Mayor Bloomberg to Entrepreneurs: "Keep Your Heads Positive!"

Mayor Michael Bloomberg welcomed the first tenants of the city's business incubator at 160 Varick Street at a press conference this morning.
This post was published on the now-closed HuffPost Contributor platform. Contributors control their own work and posted freely to our site. If you need to flag this entry as abusive, send us an email.

"We want to keep New York a place where innovators and entrepreneurs want to be....and the new businesses gathered here give us an exciting preview of the future of business in our city," said Mayor Michael Bloomberg as he welcomed the first tenants of the city's business incubator at 160 Varick Street at a press conference this morning.

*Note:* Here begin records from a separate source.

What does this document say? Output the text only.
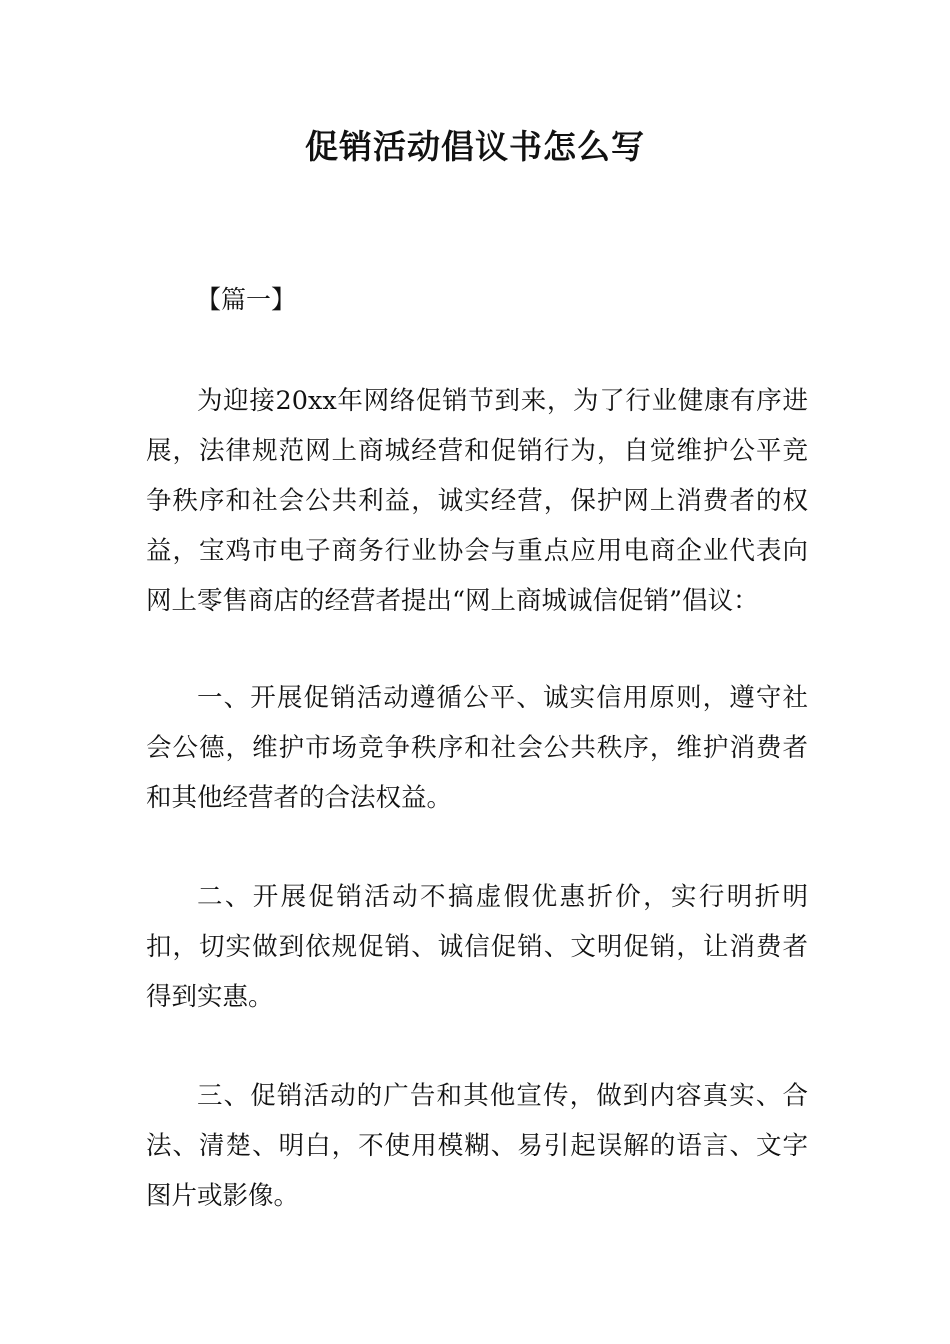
促销活动倡议书怎么写

【篇一】

为迎接20xx年网络促销节到来，为了行业健康有序进展，法律规范网上商城经营和促销行为，自觉维护公平竞争秩序和社会公共利益，诚实经营，保护网上消费者的权益，宝鸡市电子商务行业协会与重点应用电商企业代表向网上零售商店的经营者提出“网上商城诚信促销”倡议：

一、开展促销活动遵循公平、诚实信用原则，遵守社会公德，维护市场竞争秩序和社会公共秩序，维护消费者和其他经营者的合法权益。

二、开展促销活动不搞虚假优惠折价，实行明折明扣，切实做到依规促销、诚信促销、文明促销，让消费者得到实惠。

三、促销活动的广告和其他宣传，做到内容真实、合法、清楚、明白，不使用模糊、易引起误解的语言、文字图片或影像。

The City of New York, the Real Estate Division of Trinity Church, NYU and NYU Polytechnic Institute collaborated to open this new business incubator on July 1. Twenty seven businesses were selected from the three hundred who applied for access to low cost office space, technical support and mentoring. The space can accommodate forty businesses and efforts are underway to screen and select additional tenants. In addition to the major benefit of office space, the Mayor called out the "stimulation that comes from being around motivated and creative people."

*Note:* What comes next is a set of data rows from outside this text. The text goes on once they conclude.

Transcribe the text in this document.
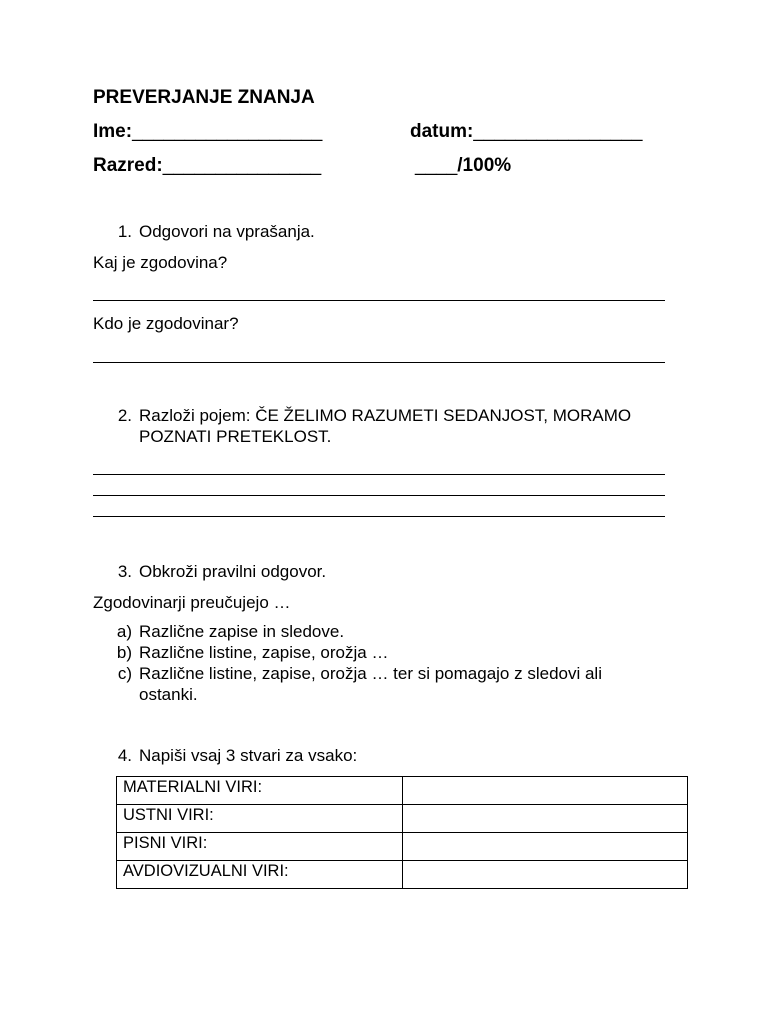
PREVERJANJE ZNANJA
Ime:__________________	datum:________________
Razred:_______________	____/100%
1. Odgovori na vprašanja.
Kaj je zgodovina?
Kdo je zgodovinar?
2. Razloži pojem: ČE ŽELIMO RAZUMETI SEDANJOST, MORAMO
POZNATI PRETEKLOST.
3. Obkroži pravilni odgovor.
Zgodovinarji preučujejo …
a) Različne zapise in sledove.
b) Različne listine, zapise, orožja …
c) Različne listine, zapise, orožja … ter si pomagajo z sledovi ali
ostanki.
4. Napiši vsaj 3 stvari za vsako:
MATERIALNI VIRI:	
USTNI VIRI:	
PISNI VIRI:	
AVDIOVIZUALNI VIRI:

Businesses at the incubation center span a wide range of industries, products and services. They include:
  • Hot list media, Inc. (www.thehotlist.com) a college-exclusive web application that helps students coordinate their social life by finding out what's going on,
  • Paywithfriends (www.paywithfriends.com), an online financial service that provides a safe and easy way for people to buy together and for businesses to sell to groups
  • NudeBar (www.nudebar.com), an undergarment company that serves women of color by providing "15 shades of nude."
  • Fig Food Company (www.figfood.com), a "mission based food company focused on improving the health of people and the planet by promoting the consumption of plant-based food," and
  • KeyWifi (www.keywifi.com), a new service that enables increased Internet access by allowing users with WiFi access to earn money through sharing that access using a simple web-based platform.

The Mayor is well known for his own very successful venture, created after he was fired from his financial services job. He characterized the formation and success of small businesses as "crucial to our recovery, as new products and services will power our economy." He went on to add that "we need jobs for people in all different types of fields so that we can diversity away from Wall Street. And remember that the average person who works on Wall Street made $50,000 a year."

When asked for his advice for start ups, he had a great deal to say based on his own experience: "Keeping your head positive is key. The biggest problem will be your close friends and family who will ask 'Are you sure? Is now the right time to be starting something?' Keep trying...knock on the same door twice if you get turned away the first time. Keep an optimistic attitude and make sure that you like what you're doing." He went on to talk about the many things that he needed to do to make his start up successful, including "gluing parts onto a board for the early version of Bloomberg terminals."

In addition to the 160 Varick Street space, the Mayor announced that four more business incubators are planned for the city with funding available of up to $800,000. Two thousand additional desks are available in other spaces as a result of a public / private partnership and commitment to support new business formation in New York. He announced that the NYC Angel Fund is growing to a $9-10 million dollar base and will operate with private partners to provide additional capital to support the growth of successful start ups. In addition, the first series of JumpStart NYC, week-long boot camps for entrepreneurs, will expand in the months ahead. JumpStart NYC is a free job training and placement pilot program designed for workers laid off from the financial services sector looking for opportunities within New York City's network of venture capital portfolio businesses. After the boot camp, participants will be offered a 10-week unpaid internship with a start up company with the potential of converting to full-time employment at the end of the internship.

Bloomberg described the recovery strategy as one that will make NYC a more attractive place for people who need to live here because "their jobs are here, so working to keep the crime rate low, the schools excellent and the parks beautiful are all part of the plan." The Mayor expressed great confidence in the city's ability to bounce back: "we're doing better now than many other cities, we'll rebound quickly and we will come out stronger."